Future Connecticut Farms May Not Be FarmingFebruary 22, 2017
It’s no secret that farm land is an ideal place for renewable energy development
Once again, Connecticut’s farm communities are threatened by energy development. Right now, farmland is being converted for renewable energy projects, like solar. It’s no secret that farm land is an ideal place for renewable energy development:
But it turns out farmland especially, and forestland to a lesser degree, make ideal places to site commercial solar farms, which can eat up hundreds of acres. Farmland is clear, well-drained, usually large, often south-facing – just what solar needs. For all those reasons it also tends to be less expensive for solar developers, who are often competing for government incentives that are largely awarded based on the lowest cost.

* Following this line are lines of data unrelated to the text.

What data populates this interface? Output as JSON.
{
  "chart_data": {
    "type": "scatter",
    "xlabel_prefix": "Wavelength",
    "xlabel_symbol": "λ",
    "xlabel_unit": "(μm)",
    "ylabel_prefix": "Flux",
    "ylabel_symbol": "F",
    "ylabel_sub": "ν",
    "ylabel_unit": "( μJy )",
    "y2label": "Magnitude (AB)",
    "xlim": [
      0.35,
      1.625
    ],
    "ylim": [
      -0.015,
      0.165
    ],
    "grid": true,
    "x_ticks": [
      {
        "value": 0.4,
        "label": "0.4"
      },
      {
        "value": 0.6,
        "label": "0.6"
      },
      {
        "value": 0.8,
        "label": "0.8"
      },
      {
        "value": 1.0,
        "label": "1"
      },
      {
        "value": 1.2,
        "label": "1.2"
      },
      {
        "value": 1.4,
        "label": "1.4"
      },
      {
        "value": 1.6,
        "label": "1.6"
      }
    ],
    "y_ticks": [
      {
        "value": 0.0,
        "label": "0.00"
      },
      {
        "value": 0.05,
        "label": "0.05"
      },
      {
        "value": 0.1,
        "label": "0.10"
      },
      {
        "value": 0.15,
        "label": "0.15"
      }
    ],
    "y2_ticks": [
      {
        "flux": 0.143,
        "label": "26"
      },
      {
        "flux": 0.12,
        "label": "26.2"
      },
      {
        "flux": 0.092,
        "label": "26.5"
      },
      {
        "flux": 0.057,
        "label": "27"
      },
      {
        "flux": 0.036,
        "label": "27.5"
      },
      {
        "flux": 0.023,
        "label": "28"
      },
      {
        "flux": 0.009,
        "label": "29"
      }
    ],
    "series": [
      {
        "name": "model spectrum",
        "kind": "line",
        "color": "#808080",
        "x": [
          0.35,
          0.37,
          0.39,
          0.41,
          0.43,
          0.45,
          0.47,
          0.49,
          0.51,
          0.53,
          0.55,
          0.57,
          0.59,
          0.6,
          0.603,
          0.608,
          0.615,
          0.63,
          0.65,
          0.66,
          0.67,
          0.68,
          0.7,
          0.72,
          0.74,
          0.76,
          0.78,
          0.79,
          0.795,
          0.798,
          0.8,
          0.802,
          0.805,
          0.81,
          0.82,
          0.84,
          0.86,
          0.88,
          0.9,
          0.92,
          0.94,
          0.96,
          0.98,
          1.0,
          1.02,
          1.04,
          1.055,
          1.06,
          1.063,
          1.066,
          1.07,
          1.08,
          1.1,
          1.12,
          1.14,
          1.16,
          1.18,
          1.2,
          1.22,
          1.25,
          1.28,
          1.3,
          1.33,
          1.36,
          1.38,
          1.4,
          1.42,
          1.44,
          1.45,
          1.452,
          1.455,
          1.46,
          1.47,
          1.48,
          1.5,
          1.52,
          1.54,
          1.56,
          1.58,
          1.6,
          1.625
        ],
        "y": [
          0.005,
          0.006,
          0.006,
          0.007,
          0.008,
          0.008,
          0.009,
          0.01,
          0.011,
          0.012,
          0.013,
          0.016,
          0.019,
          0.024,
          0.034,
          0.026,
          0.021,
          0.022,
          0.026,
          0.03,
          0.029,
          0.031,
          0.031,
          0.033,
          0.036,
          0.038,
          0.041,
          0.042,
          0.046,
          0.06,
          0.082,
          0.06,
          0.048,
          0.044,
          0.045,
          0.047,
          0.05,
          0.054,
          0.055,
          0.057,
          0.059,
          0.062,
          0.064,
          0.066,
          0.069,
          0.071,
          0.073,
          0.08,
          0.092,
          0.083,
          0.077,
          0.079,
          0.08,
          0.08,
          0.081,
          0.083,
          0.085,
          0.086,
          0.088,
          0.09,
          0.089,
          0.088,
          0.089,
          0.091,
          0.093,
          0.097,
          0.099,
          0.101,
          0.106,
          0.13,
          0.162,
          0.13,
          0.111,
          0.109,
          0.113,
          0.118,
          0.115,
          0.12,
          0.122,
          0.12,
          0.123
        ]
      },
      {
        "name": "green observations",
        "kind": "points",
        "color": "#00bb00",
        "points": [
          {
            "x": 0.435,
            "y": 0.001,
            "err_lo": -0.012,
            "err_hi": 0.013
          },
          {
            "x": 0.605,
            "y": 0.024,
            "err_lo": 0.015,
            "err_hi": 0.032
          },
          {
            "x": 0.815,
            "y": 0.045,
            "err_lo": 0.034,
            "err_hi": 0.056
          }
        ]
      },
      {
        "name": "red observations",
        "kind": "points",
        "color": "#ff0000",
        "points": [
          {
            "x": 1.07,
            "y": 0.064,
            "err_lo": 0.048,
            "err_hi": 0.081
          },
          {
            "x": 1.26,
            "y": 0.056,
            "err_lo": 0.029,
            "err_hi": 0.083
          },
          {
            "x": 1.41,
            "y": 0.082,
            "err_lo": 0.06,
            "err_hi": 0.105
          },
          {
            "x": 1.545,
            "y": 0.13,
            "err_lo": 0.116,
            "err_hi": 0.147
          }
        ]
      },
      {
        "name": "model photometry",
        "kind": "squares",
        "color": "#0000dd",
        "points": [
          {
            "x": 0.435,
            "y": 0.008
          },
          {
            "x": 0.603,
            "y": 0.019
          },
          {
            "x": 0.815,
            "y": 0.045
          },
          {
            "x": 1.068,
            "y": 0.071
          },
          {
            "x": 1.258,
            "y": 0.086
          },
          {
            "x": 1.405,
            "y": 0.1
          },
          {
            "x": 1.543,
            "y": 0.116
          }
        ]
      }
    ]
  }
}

For struggling Connecticut family farms, the income from energy development can be very attractive:
Without the income he now gets from leasing his field so it can generate two megawatts of renewable power for a nearby town, “I’d be done,” he said. “There’d be eight houses on this piece. I have to do something with my land if I want to survive.” Farms around Connecticut are facing the same choice Sullivan did. The result is a growing – pun intended – controversy over siting solar on farm and forestland. It’s pitting farmer against farmer and environmental interest groups against one another, putting state departments at odds, and raising the always explosive issue of private property rights versus state policy
The Connecticut State Council on Environmental Quality released a February report critical of Energy Sprawl in Connecticut, outlining the environmental impact current laws hold for Connecticut’s farmlands, saying:
Not all solar installations yield equal benefits. Solar panels on commercial rooftops, industrial lands and old landfills can be sustainable home runs. Unfortunately, Connecticut adopted laws and policies that encourage utility-scale solar photovoltaic facilities* to be developed on farmland and forest land. Connecticut was, and still is, unprepared to guide the placement of solar facilities to minimize their environmental damage
As reported by the Wall Street Journal, national environmentalists have been vocal opponents of expanding solar panels on federal lands, because of the environmental impact. Taking fertile private farm land out of production to “harvest sunshine” seems to be the latest unintended consequence of a government-sponsored boom solar industry.